Thursday, March 23, 2006

ah.

so it is thursday. almost noon here. what does that mean?

1. its hot and only getting hotter, the heat peaks around 230 when my first class starts.

2. sweat. everywhere all over me and its getting to be normal but nasty, and i can only shower in the morning cause my shower is outside. this means one shower a day before i feel horrendous.

3. lunchtime traffic, everyone goes home from work or school or where to eat at the house and then returns to where ever they were. sometimes other family members take food to the work or the school of other family members the streets of ocotal are busiest right now.

4. im not eating, ive got some nasty fucking diarrhea so im not putting anything else in here until i hit the doctor and get my poop examined, im almost going on the hour. its pretty fucking terrible.

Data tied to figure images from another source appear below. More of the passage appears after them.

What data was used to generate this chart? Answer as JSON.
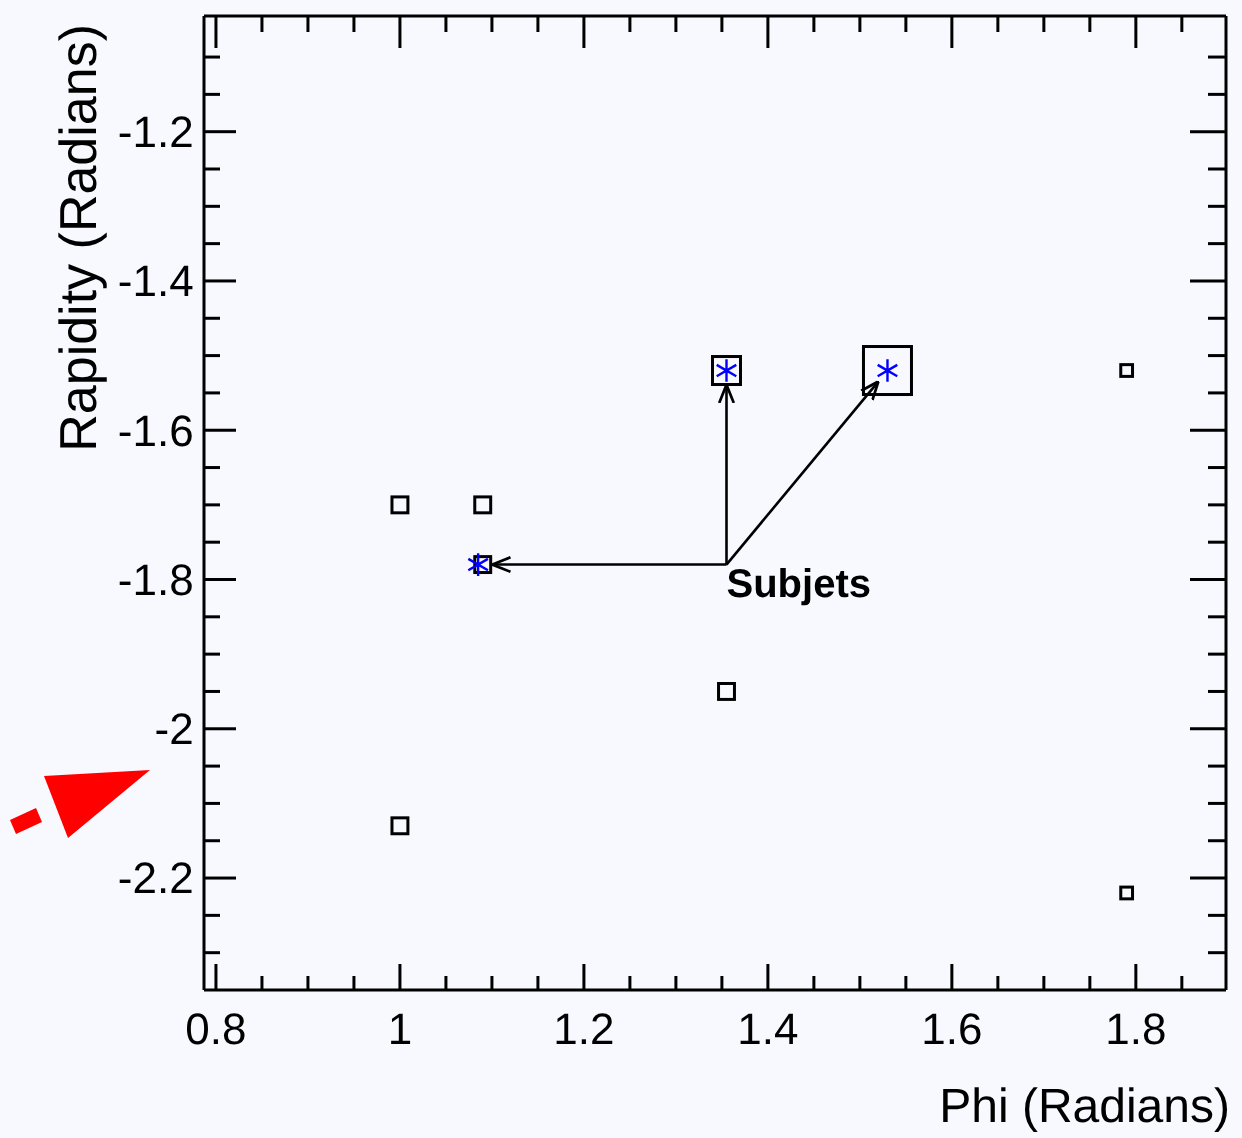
{
  "chart_data": {
    "type": "bubble",
    "xlabel": "Phi (Radians)",
    "ylabel": "Rapidity (Radians)",
    "xlim": [
      0.787,
      1.898
    ],
    "ylim": [
      -2.35,
      -1.045
    ],
    "xticks": [
      0.8,
      {
        "value": 0.85,
        "label": null
      },
      {
        "value": 0.9,
        "label": null
      },
      {
        "value": 0.95,
        "label": null
      },
      1,
      {
        "value": 1.05,
        "label": null
      },
      {
        "value": 1.1,
        "label": null
      },
      {
        "value": 1.15,
        "label": null
      },
      1.2,
      {
        "value": 1.25,
        "label": null
      },
      {
        "value": 1.3,
        "label": null
      },
      {
        "value": 1.35,
        "label": null
      },
      1.4,
      {
        "value": 1.45,
        "label": null
      },
      {
        "value": 1.5,
        "label": null
      },
      {
        "value": 1.55,
        "label": null
      },
      1.6,
      {
        "value": 1.65,
        "label": null
      },
      {
        "value": 1.7,
        "label": null
      },
      {
        "value": 1.75,
        "label": null
      },
      1.8,
      {
        "value": 1.85,
        "label": null
      }
    ],
    "yticks": [
      {
        "value": -2.3,
        "label": null
      },
      {
        "value": -2.25,
        "label": null
      },
      -2.2,
      {
        "value": -2.15,
        "label": null
      },
      {
        "value": -2.1,
        "label": null
      },
      {
        "value": -2.05,
        "label": null
      },
      -2,
      {
        "value": -1.95,
        "label": null
      },
      {
        "value": -1.9,
        "label": null
      },
      {
        "value": -1.85,
        "label": null
      },
      -1.8,
      {
        "value": -1.75,
        "label": null
      },
      {
        "value": -1.7,
        "label": null
      },
      {
        "value": -1.65,
        "label": null
      },
      -1.6,
      {
        "value": -1.55,
        "label": null
      },
      {
        "value": -1.5,
        "label": null
      },
      {
        "value": -1.45,
        "label": null
      },
      -1.4,
      {
        "value": -1.35,
        "label": null
      },
      {
        "value": -1.3,
        "label": null
      },
      {
        "value": -1.25,
        "label": null
      },
      -1.2,
      {
        "value": -1.15,
        "label": null
      },
      {
        "value": -1.1,
        "label": null
      }
    ],
    "series": [
      {
        "marker": "square",
        "color": "#000000",
        "x": [
          1.0,
          1.09,
          1.09,
          1.0,
          1.355,
          1.355,
          1.53,
          1.79,
          1.79
        ],
        "values": [
          -1.7,
          -1.7,
          -1.78,
          -2.13,
          -1.52,
          -1.95,
          -1.52,
          -1.52,
          -2.22
        ],
        "sizes": [
          0.11,
          0.11,
          0.11,
          0.11,
          0.34,
          0.11,
          1,
          0.06,
          0.06
        ]
      },
      {
        "type": "scatter",
        "marker": "cross",
        "color": "#0000ff",
        "x": [
          1.085,
          1.355,
          1.53
        ],
        "values": [
          -1.78,
          -1.52,
          -1.52
        ]
      }
    ],
    "annotations": [
      {
        "text": "Subjets",
        "x": 1.085,
        "y": -1.78
      }
    ]
  }
}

what it does not mean is that tomorrow, i will be getting on a bus to go to EstelĂ­ and have breakfast at an amazing organic biodynamic restuarant just outside the city. it serves whole grain bread, fabulous cheeses, fruit drinks, coffee, hot chocolate and all sorts of goodies that i am not used to here. my life, my diet, some the main excitement in my day consists of rice and beans or gallo pinto(exact translation: painted rooster) but what it really is rice and beans with oil and salt tossed in a pan, oh its delicious but for three meals a day, i tend to get edgy with understanding and patience, meaning that id like some fucking chinese food or a sweet bowl of pesto right about now. however, im happy and accepting this along with everything else is just part of the ride.

the ride has its ups and downs. class is a mix of both. 4 hours a day, more or less or drilling verbs, vocab, practicing conversation and just absorbing until the point of explosion. as it gets hotter, the dry season just started, so this heat is actually nothing it will only get much much much worse before the rains begin in late may, absorbtion of words and grammar becomes more difficult. it is as if our brains are like the earth lacking water and cracking with dehydration as we attempt to fill ourselves with the knowledge of a foriegn language that we can barely decipher.

ok i lie, we can decipher the language but it is only now, week 4 that i can really begin to hear and speak with less fear and hesitation and even there is the speed and accent with which people talk, pronunciation and stresses upon words and syllables that i am struggling with, though progress is being made. to that affect i am seeking long term employment here or internship, and yeah, by long term i mean a year or more. ive been looking for jobs teaching or working with non-profits in order to really sit down, cement and allow my spanish to grow its roots. to the point in which i am considering the peace corp. yeah i know, but still its an awesome experience.

my plotting, in addition to the peace corps, knows no limits one of the other gringas and i are talking about farming in france or working on yachts. im dreaming of china still and trying to find a way to stretch my green as far as it can go. tense, exciting, nerve racking - yes racking, like The Rack from the time of castles and kings, where the string the poor sucker up on the torture device and pull him slowly, ever so slowly, apart, limb by limb, by limb. thats how my nerves feel sometimes.

like at night, in my room, my cement room, with four exits, two doors and two windows when i think about the past and feel fear, and amazingly enough i dont think that i had ever really felt fear before. it makes you sweat. not because you are hot, but because your insides turn to ice, a chill works it way from your insides out and when you feel it grip all your skin you break out in that icy sweat of fear. this is unlike the sweat i am sweating right now. because i am hot now and fear is cold, cold like winter, the middle of winter, when its snowing all the time and you cant see behind you because the flakes are turning like mad in the air as the drifts pile up around your past and all you have built and when you look ahead all you see is one thing, the fear, the result of the storm and there is no option its not like a future without fear, you cant choose you just walk in a straight line without thinking about anything ever, going blindly where you know you will be going. fear is totalizing, it is legion and it sits quietly growing and waiting to take control.

control. i have a little of it these days. gave up coffee and have really really really cut down my drinking out of a desire to stop both. i really want to give up drinking but wine. the beauty of wine pulls at me so bad. im trying. and im happy about the trying. maybe the control is an attempt to beat the fear. maybe im making a mountain out of a molehill.